Kemudian kami lanjutkan lagi perjalanannya. Mulai dari situ, kondisi jalan mulus banget. Saya bisa saja menambah kecepatan sampai kisaran 80-100 km/jam, tapi kecepatan maksimal saya cuma sampai 60 km/jam. Alasannya simple, pemandangannya keren, udaranya seger. Saya nggak mau terburu-buru melewati suasana seperti itu.

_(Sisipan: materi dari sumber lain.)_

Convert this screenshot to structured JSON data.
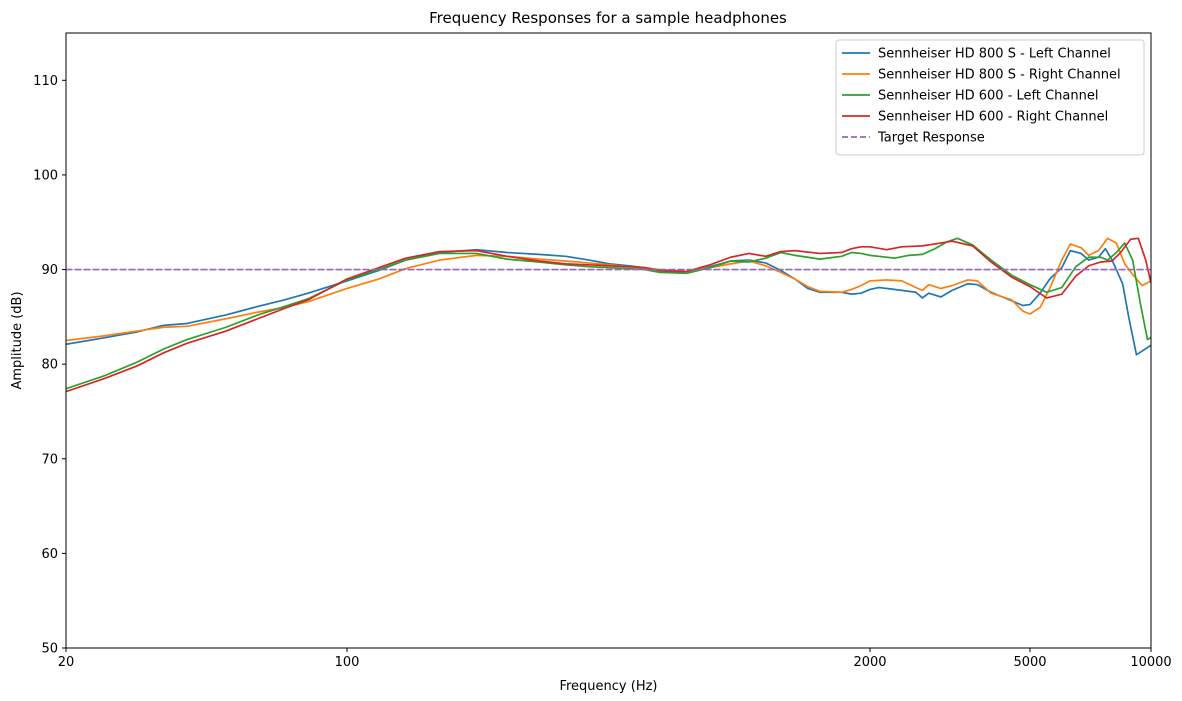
{
  "chart_data": {
    "type": "line",
    "title": "Frequency Responses for a sample headphones",
    "xlabel": "Frequency (Hz)",
    "ylabel": "Amplitude (dB)",
    "xscale": "log",
    "xlim": [
      20,
      10000
    ],
    "ylim": [
      50,
      115
    ],
    "xticks": [
      20,
      100,
      2000,
      5000,
      10000
    ],
    "xtick_labels": [
      "20",
      "100",
      "2000",
      "5000",
      "10000"
    ],
    "yticks": [
      50,
      60,
      70,
      80,
      90,
      100,
      110
    ],
    "ytick_labels": [
      "50",
      "60",
      "70",
      "80",
      "90",
      "100",
      "110"
    ],
    "grid": false,
    "legend_position": "top-right",
    "series": [
      {
        "name": "Sennheiser HD 800 S - Left Channel",
        "color": "#1f77b4",
        "dash": "solid",
        "points": [
          [
            20,
            82.1
          ],
          [
            25,
            82.8
          ],
          [
            30,
            83.4
          ],
          [
            35,
            84.1
          ],
          [
            40,
            84.3
          ],
          [
            50,
            85.2
          ],
          [
            60,
            86.1
          ],
          [
            70,
            86.8
          ],
          [
            80,
            87.5
          ],
          [
            100,
            88.8
          ],
          [
            120,
            89.9
          ],
          [
            140,
            91.0
          ],
          [
            170,
            91.8
          ],
          [
            210,
            92.1
          ],
          [
            250,
            91.8
          ],
          [
            300,
            91.6
          ],
          [
            350,
            91.4
          ],
          [
            400,
            91.0
          ],
          [
            450,
            90.6
          ],
          [
            500,
            90.4
          ],
          [
            550,
            90.2
          ],
          [
            600,
            89.9
          ],
          [
            650,
            89.7
          ],
          [
            700,
            89.8
          ],
          [
            800,
            90.3
          ],
          [
            900,
            90.9
          ],
          [
            1000,
            91.0
          ],
          [
            1100,
            90.7
          ],
          [
            1200,
            89.9
          ],
          [
            1300,
            89.0
          ],
          [
            1400,
            88.0
          ],
          [
            1500,
            87.6
          ],
          [
            1700,
            87.6
          ],
          [
            1800,
            87.4
          ],
          [
            1900,
            87.5
          ],
          [
            2000,
            87.9
          ],
          [
            2100,
            88.1
          ],
          [
            2200,
            88.0
          ],
          [
            2400,
            87.8
          ],
          [
            2600,
            87.6
          ],
          [
            2700,
            87.0
          ],
          [
            2800,
            87.5
          ],
          [
            3000,
            87.1
          ],
          [
            3200,
            87.8
          ],
          [
            3500,
            88.5
          ],
          [
            3700,
            88.4
          ],
          [
            4000,
            87.6
          ],
          [
            4500,
            86.7
          ],
          [
            4800,
            86.2
          ],
          [
            5000,
            86.3
          ],
          [
            5300,
            87.5
          ],
          [
            5600,
            89.0
          ],
          [
            6000,
            90.2
          ],
          [
            6300,
            92.0
          ],
          [
            6700,
            91.7
          ],
          [
            7000,
            91.0
          ],
          [
            7400,
            91.3
          ],
          [
            7700,
            92.2
          ],
          [
            8000,
            91.0
          ],
          [
            8500,
            88.5
          ],
          [
            8800,
            85.0
          ],
          [
            9200,
            81.0
          ],
          [
            9600,
            81.5
          ],
          [
            10000,
            82.0
          ]
        ]
      },
      {
        "name": "Sennheiser HD 800 S - Right Channel",
        "color": "#ff7f0e",
        "dash": "solid",
        "points": [
          [
            20,
            82.5
          ],
          [
            25,
            83.0
          ],
          [
            30,
            83.5
          ],
          [
            35,
            83.9
          ],
          [
            40,
            84.0
          ],
          [
            50,
            84.8
          ],
          [
            60,
            85.5
          ],
          [
            70,
            86.0
          ],
          [
            80,
            86.6
          ],
          [
            100,
            88.0
          ],
          [
            120,
            89.0
          ],
          [
            140,
            90.1
          ],
          [
            170,
            91.0
          ],
          [
            210,
            91.5
          ],
          [
            250,
            91.4
          ],
          [
            300,
            91.1
          ],
          [
            350,
            90.9
          ],
          [
            400,
            90.7
          ],
          [
            450,
            90.5
          ],
          [
            500,
            90.3
          ],
          [
            550,
            90.2
          ],
          [
            600,
            90.0
          ],
          [
            700,
            89.8
          ],
          [
            800,
            90.2
          ],
          [
            900,
            90.6
          ],
          [
            1000,
            90.9
          ],
          [
            1100,
            90.4
          ],
          [
            1200,
            89.7
          ],
          [
            1300,
            89.0
          ],
          [
            1400,
            88.2
          ],
          [
            1500,
            87.7
          ],
          [
            1700,
            87.6
          ],
          [
            1800,
            87.9
          ],
          [
            1900,
            88.3
          ],
          [
            2000,
            88.8
          ],
          [
            2200,
            88.9
          ],
          [
            2400,
            88.8
          ],
          [
            2600,
            88.1
          ],
          [
            2700,
            87.8
          ],
          [
            2800,
            88.4
          ],
          [
            3000,
            88.0
          ],
          [
            3200,
            88.3
          ],
          [
            3500,
            88.9
          ],
          [
            3700,
            88.8
          ],
          [
            4000,
            87.5
          ],
          [
            4500,
            86.8
          ],
          [
            4800,
            85.6
          ],
          [
            5000,
            85.3
          ],
          [
            5300,
            86.0
          ],
          [
            5600,
            88.0
          ],
          [
            6000,
            91.0
          ],
          [
            6300,
            92.7
          ],
          [
            6700,
            92.3
          ],
          [
            7000,
            91.5
          ],
          [
            7400,
            92.0
          ],
          [
            7800,
            93.3
          ],
          [
            8200,
            92.8
          ],
          [
            8600,
            90.6
          ],
          [
            9000,
            89.5
          ],
          [
            9500,
            88.3
          ],
          [
            10000,
            88.8
          ]
        ]
      },
      {
        "name": "Sennheiser HD 600 - Left Channel",
        "color": "#2ca02c",
        "dash": "solid",
        "points": [
          [
            20,
            77.4
          ],
          [
            25,
            78.8
          ],
          [
            30,
            80.2
          ],
          [
            35,
            81.6
          ],
          [
            40,
            82.6
          ],
          [
            50,
            83.9
          ],
          [
            60,
            85.2
          ],
          [
            70,
            86.1
          ],
          [
            80,
            86.9
          ],
          [
            100,
            88.9
          ],
          [
            120,
            90.0
          ],
          [
            140,
            91.0
          ],
          [
            170,
            91.7
          ],
          [
            210,
            91.7
          ],
          [
            250,
            91.1
          ],
          [
            300,
            90.8
          ],
          [
            350,
            90.5
          ],
          [
            400,
            90.3
          ],
          [
            450,
            90.2
          ],
          [
            500,
            90.1
          ],
          [
            550,
            90.0
          ],
          [
            600,
            89.7
          ],
          [
            700,
            89.6
          ],
          [
            800,
            90.2
          ],
          [
            900,
            90.9
          ],
          [
            1000,
            90.8
          ],
          [
            1100,
            91.2
          ],
          [
            1200,
            91.8
          ],
          [
            1300,
            91.5
          ],
          [
            1400,
            91.3
          ],
          [
            1500,
            91.1
          ],
          [
            1700,
            91.4
          ],
          [
            1800,
            91.8
          ],
          [
            1900,
            91.7
          ],
          [
            2000,
            91.5
          ],
          [
            2100,
            91.4
          ],
          [
            2300,
            91.2
          ],
          [
            2500,
            91.5
          ],
          [
            2700,
            91.6
          ],
          [
            2900,
            92.2
          ],
          [
            3100,
            92.9
          ],
          [
            3300,
            93.3
          ],
          [
            3600,
            92.6
          ],
          [
            4000,
            91.0
          ],
          [
            4500,
            89.4
          ],
          [
            5000,
            88.4
          ],
          [
            5500,
            87.6
          ],
          [
            6000,
            88.1
          ],
          [
            6500,
            90.3
          ],
          [
            7000,
            91.3
          ],
          [
            7500,
            91.3
          ],
          [
            7800,
            91.0
          ],
          [
            8200,
            91.8
          ],
          [
            8600,
            92.8
          ],
          [
            9000,
            91.0
          ],
          [
            9400,
            86.5
          ],
          [
            9800,
            82.6
          ],
          [
            10000,
            82.8
          ]
        ]
      },
      {
        "name": "Sennheiser HD 600 - Right Channel",
        "color": "#d62728",
        "dash": "solid",
        "points": [
          [
            20,
            77.1
          ],
          [
            25,
            78.5
          ],
          [
            30,
            79.8
          ],
          [
            35,
            81.2
          ],
          [
            40,
            82.2
          ],
          [
            50,
            83.5
          ],
          [
            60,
            84.8
          ],
          [
            70,
            85.9
          ],
          [
            80,
            86.8
          ],
          [
            100,
            89.0
          ],
          [
            120,
            90.2
          ],
          [
            140,
            91.2
          ],
          [
            170,
            91.9
          ],
          [
            210,
            92.0
          ],
          [
            250,
            91.4
          ],
          [
            300,
            90.9
          ],
          [
            350,
            90.6
          ],
          [
            400,
            90.5
          ],
          [
            450,
            90.4
          ],
          [
            500,
            90.3
          ],
          [
            550,
            90.2
          ],
          [
            600,
            89.9
          ],
          [
            700,
            89.8
          ],
          [
            800,
            90.5
          ],
          [
            900,
            91.3
          ],
          [
            1000,
            91.7
          ],
          [
            1100,
            91.4
          ],
          [
            1200,
            91.9
          ],
          [
            1300,
            92.0
          ],
          [
            1500,
            91.7
          ],
          [
            1700,
            91.8
          ],
          [
            1800,
            92.2
          ],
          [
            1900,
            92.4
          ],
          [
            2000,
            92.4
          ],
          [
            2200,
            92.1
          ],
          [
            2400,
            92.4
          ],
          [
            2700,
            92.5
          ],
          [
            3000,
            92.8
          ],
          [
            3200,
            93.0
          ],
          [
            3600,
            92.5
          ],
          [
            4000,
            90.8
          ],
          [
            4500,
            89.2
          ],
          [
            5000,
            88.2
          ],
          [
            5500,
            87.0
          ],
          [
            6000,
            87.4
          ],
          [
            6500,
            89.3
          ],
          [
            7000,
            90.4
          ],
          [
            7500,
            90.8
          ],
          [
            8000,
            90.9
          ],
          [
            8400,
            91.8
          ],
          [
            8900,
            93.2
          ],
          [
            9300,
            93.3
          ],
          [
            9700,
            91.0
          ],
          [
            10000,
            88.6
          ]
        ]
      },
      {
        "name": "Target Response",
        "color": "#9467bd",
        "dash": "dashed",
        "points": [
          [
            20,
            90
          ],
          [
            10000,
            90
          ]
        ]
      }
    ]
  }
}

Seperti yang saya pikirkan sebelumnya, saya penasaran dengan apa yang akan saya temui dengan melewati jalur pesisir. Setelah menyebrangi muara, kami menemui hal-hal unik yang tidak akan kami temui kalau kami lewat kota. Mulai dari jalanan yang sepi pol, deretan pohon bakau (mangrove), hingga gurun berpasir hitam khas pantai-pantai di Lumajang. Bahkan saat melihat gurun dengan pasir hitam, kami turun untuk mengabadikan momen sesaat.
jalanan sepi lumajang
Jalanan sepi pol

gurun berpasir hitam lumajang
Gurun Pasir Hitam

Setelah beberapa lama, jalan yang mulus banget itu seketika habis. Berganti menjadi batu-batu kerikil berpasir. Jalan jadi jelek banget, kecepatan motor pun saya kurangi jadi nggak lebih dari 40 km/jam. Lalu ada satu tempat dimana jalan di depan kami ini amblas. Kami terpaksa keluar jalur dan melewati pasir. Pasirnya lumayan dalam, ditambah jalannya agak menanjak membuat Cahyadi harus turun dan mendorong motor.

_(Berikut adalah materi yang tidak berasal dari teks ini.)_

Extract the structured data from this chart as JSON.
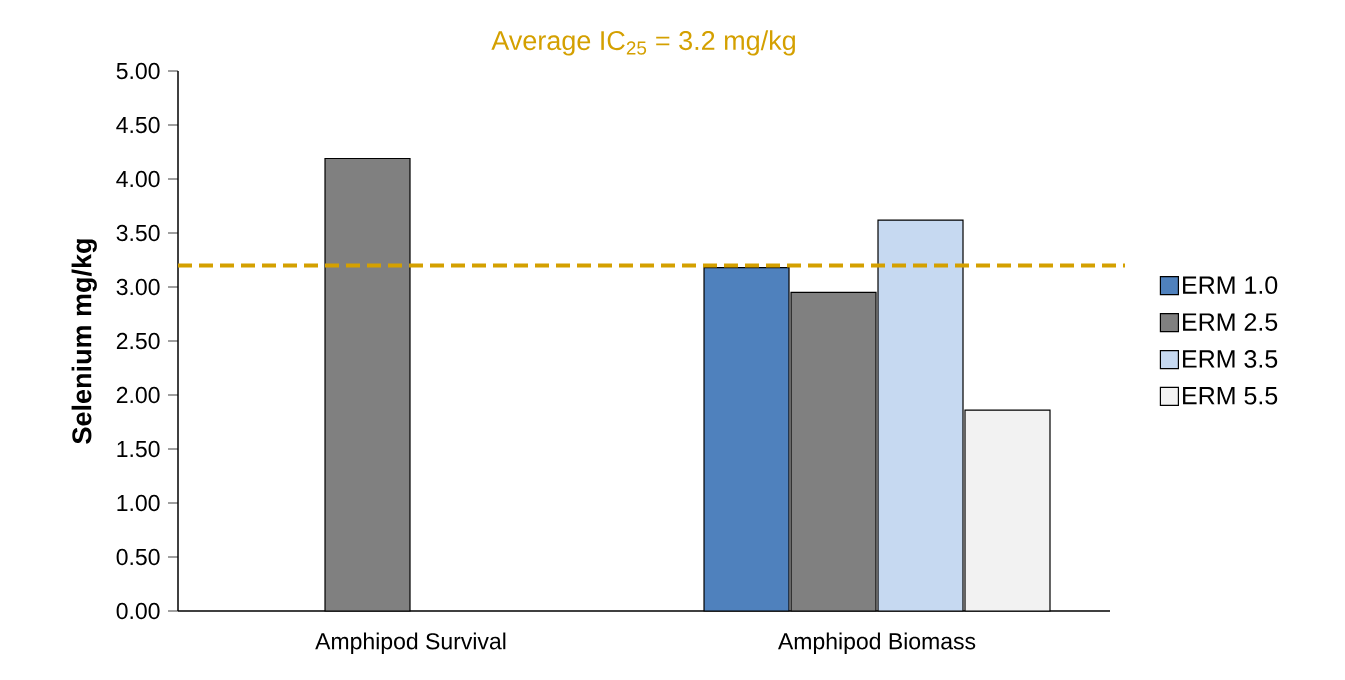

Dengan medan yang semakin lama semakin di luar perkiraan, saya agak khawatir kalau ban motor bakal bocor. Apalagi setelah melewati jembatan yang menyebrangi muara udah nggak ada lagi pemukiman warga. Hanya ada alam dan kami. Lalu masalah bensin, udah mendekati huruf ‘E’. Sejak berangkat dari Wotgalih kami belum mengisi bensin lagi. Alasannya karena sepanjang jalan nggak ada yang jual. Jangankan bensin, orang dan pemukiman aja nggak ada. Pokoknya, pikiran-pikiran negatif menjalar. Tapi mau gimana lagi, saya nikmati saja perjalanannya.
Hingga akhirnya kami mulai melihat ada satu-dua rumah. Lama-kelamaan semakin banyak dan saat melewati sebuah sekolah (seingat saya SMP), ada tulisan PUGER disana. Ya, kami udah sampai di Puger! Kami di Jember! Sepanjang jalan itu saya melihat ada pantai dan perahu-perahu nelayan. Karena kami udah di Puger tapi nggak tau dimana Pantai Puger yang menjadi tempat wisatanya, kami bertanya pada warga. Ternyata, pantainya masih harus terus lagi.

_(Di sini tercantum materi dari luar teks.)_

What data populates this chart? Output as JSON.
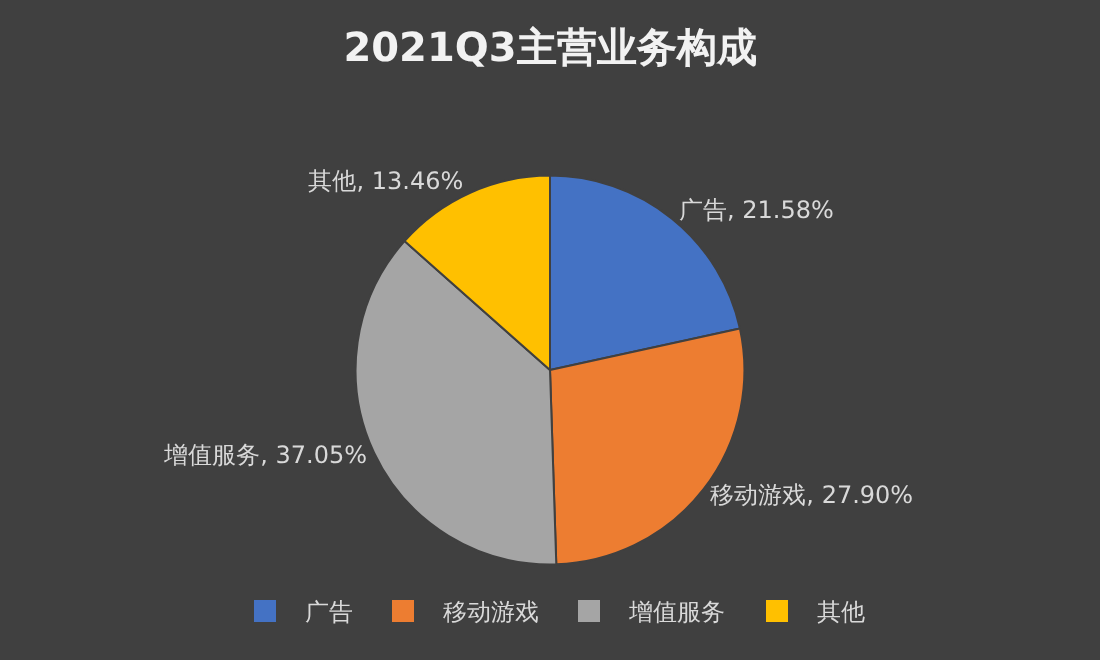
{
  "chart_data": {
    "type": "pie",
    "title": "2021Q3主营业务构成",
    "categories": [
      "广告",
      "移动游戏",
      "增值服务",
      "其他"
    ],
    "values": [
      21.58,
      27.9,
      37.05,
      13.46
    ],
    "colors": [
      "#4472c4",
      "#ed7d31",
      "#a5a5a5",
      "#ffc000"
    ],
    "value_labels": [
      "广告, 21.58%",
      "移动游戏, 27.90%",
      "增值服务, 37.05%",
      "其他, 13.46%"
    ],
    "legend": "bottom"
  }
}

Daaan tak lama dari situ, kami akhirnya tiba di Pantai Puger!
pantai puger jember
Nyantai dulu

pantai puger jember
Ombaknya lumayan

Pantainya sepi, entah karena masih pagi ataupun emang suasananya begitu. Warung-warung disekitar pantai juga masih pada tutup. Nggak kayak pantai-pantai di Lumajang yang pasirnya hitam, di Pantai Puger berpasir putih. Di kejauhan, terlihat Pulau Nusa Barong yang samar-samar. Di Pantai Puger dilarang untuk berenang karena ombaknya yang cukup besar. Kami hanya memandangi pantai dengan diterpa sejuknya angin laut. Itu sudah membuat saya nyaman berada di pantai. Kami juga sesekali bermain air di pinggir pantai.
Sebentar saja kami di Pantai Puger. Sekitar jam ½ 11 kami lanjut menuju Kota Jember.